Dept Sexology & Psychosomatic Ob/Gyn, Academic Medical

Centre, University of Amsterdam, The Netherlands

In the last decades research in the field of male sexual

dysfunctions has been dominated by studies that use the genital sexual response,

the erection, as the major endpoint The main reason for this is that men tend to

use their erection as indicator for their arousal state. In men without sexual

problems, correlations between penile circumference change and subjective report

are usually fairly high. Men with psychogenic erectile dysfunction, however,

tend to underestimate their sexual responses. The introduction of 5PDE

inhibitors as enhancer of the genital response and the physiological

similarities between the male and the female sexual system have led to the

presumption that female sexual arousal disorders (FSAD) should be approached in

the same way as erectile dysfunction and could be seen as a predominantly

vasculogenic disease. In line with this genital approach to sexual arousal

problems of women the current classification system of the Diagnostic and

Statistical Manual of Mental Disorders, 4th edition (DSM-IV), defines female

sexual arousal entirely in terms of genital indices of a sexual response, namely,

the lubrication-swelling response. The definition of female sexual arousal

disorder (FSAD) is consistent with this definition. In clinical practice,

however, more often it is the lack of subjective sexual arousal that leads women

to seek treatment. Women are, in contrast to men, relatively unaware of their

genital sexual responses and tend to define sexual arousal in terms of their

subjective feeling state. Only a severe inhibition or complete absence of a

physical sexual response indirectly leads to complaints by the discomfort and

pain that is the result. Diminished physical responsivity is rarely described in

terms of perceived incomplete, or absence of, lubrication and/or swelling.

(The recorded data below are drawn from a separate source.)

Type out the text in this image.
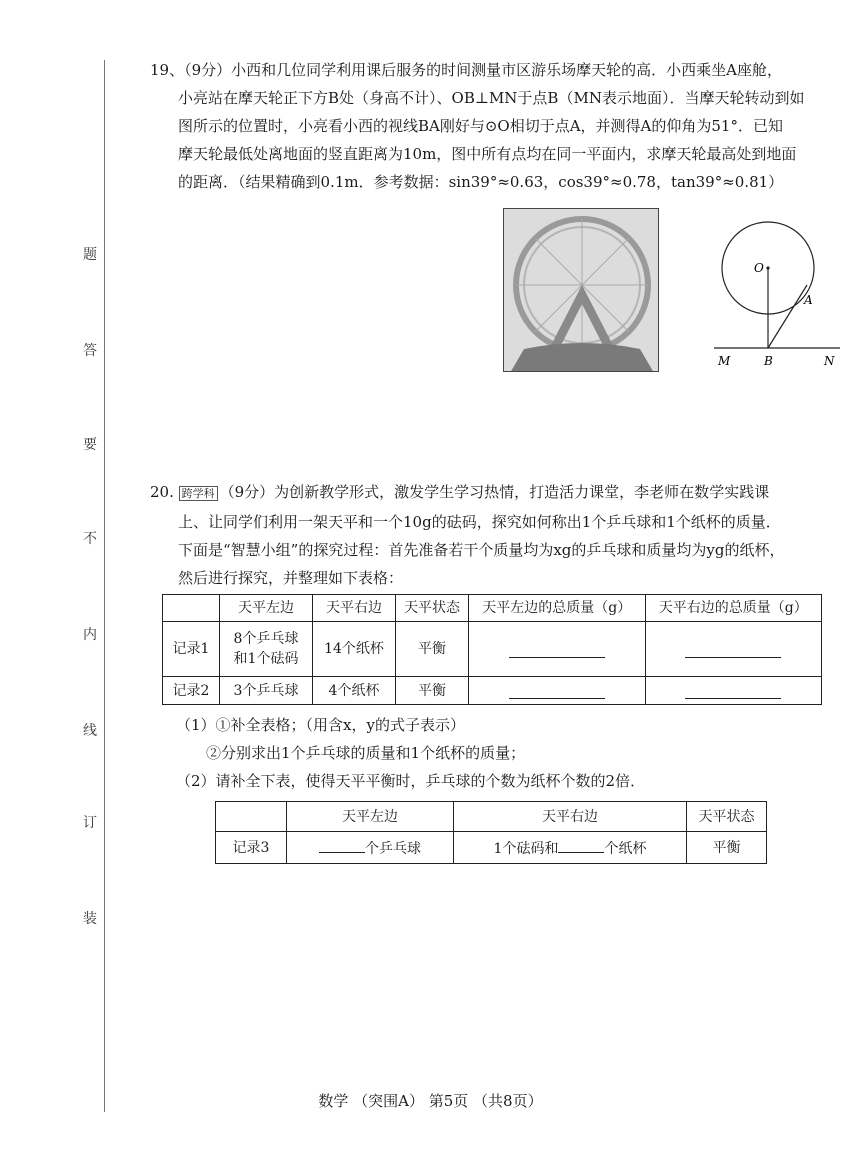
题
答
要
不
内
线
订
装

19、（9分）小西和几位同学利用课后服务的时间测量市区游乐场摩天轮的高．小西乘坐A座舱，

小亮站在摩天轮正下方B处（身高不计）、OB⊥MN于点B（MN表示地面）．当摩天轮转动到如

图所示的位置时，小亮看小西的视线BA刚好与⊙O相切于点A，并测得A的仰角为51°．已知

摩天轮最低处离地面的竖直距离为10m，图中所有点均在同一平面内，求摩天轮最高处到地面

的距离．（结果精确到0.1m．参考数据：sin39°≈0.63，cos39°≈0.78，tan39°≈0.81）

O
A
M	B	N

20. 跨学科 （9分）为创新教学形式，激发学生学习热情，打造活力课堂，李老师在数学实践课

上、让同学们利用一架天平和一个10g的砝码，探究如何称出1个乒乓球和1个纸杯的质量．

下面是“智慧小组”的探究过程：首先准备若干个质量均为xg的乒乓球和质量均为yg的纸杯，

然后进行探究，并整理如下表格：

	天平左边	天平右边	天平状态	天平左边的总质量（g）	天平右边的总质量（g）
记录1	8个乒乓球
和1个砝码	14个纸杯	平衡		
记录2	3个乒乓球	4个纸杯	平衡		
（1）①补全表格；（用含x，y的式子表示）
②分别求出1个乒乓球的质量和1个纸杯的质量；
（2）请补全下表，使得天平平衡时，乒乓球的个数为纸杯个数的2倍．
	天平左边	天平右边	天平状态
记录3	个乒乓球	1个砝码和 个纸杯	平衡
数学 （突围A） 第5页 （共8页）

In women experiencing arousal problems, the lack of a systematic

relation between awareness of genital responses and feelings of arousal is even

more apparent in comparison with women without sexual problems. Their subjective

experience of sexual arousal is determined less by feedback from their genitals

than by the intensity and appraisal of the sexual stimulus and other contextual

factors. In the laboratory pre- and postmenopausal women with FSAD and without

known organic disease have similar genital responses as women without arousal

problems and moreover on a subjective level do not benefit of enhancement of

genital reponses by means of 5PDE inhibitors. Men come from Mars and women from

Venus; their bodies show similarities but in the way subjective appraisal of

sexual arousal is processed their brains and their genitals interact in a

completely different way. Treatment modalities and medications suitable for men

have no clinical relevance whatsoever for women. FSAD does not exist. Women need

approaches that increase central arousal and take into account context related

variables and quality of sexual stimuli. While men often have to learn to focus

less on their genitals, women should often be more aware of their personal

prerequisites for being able to respond to sexual stimuli and should learn not

to engage in sexual intercourse when not sufficiently aroused.

Literature

Lunsen HW van, Laan E. Genital vascular responsiveness and

sexual feelings in midlife women: psychophysiologic, brain, and genital imaging

studies. Menopause 2004;11(6):741-8. 

Nappi R. Salonia A. Traish AM. van Lunsen RHW. Vardi Y. Kodiglu

A. Goldstein I. Clinical biologic pathophysiologies of women’s sexual

dysfunction. Journal of Sexual Medicine  2005;2(1):4-25.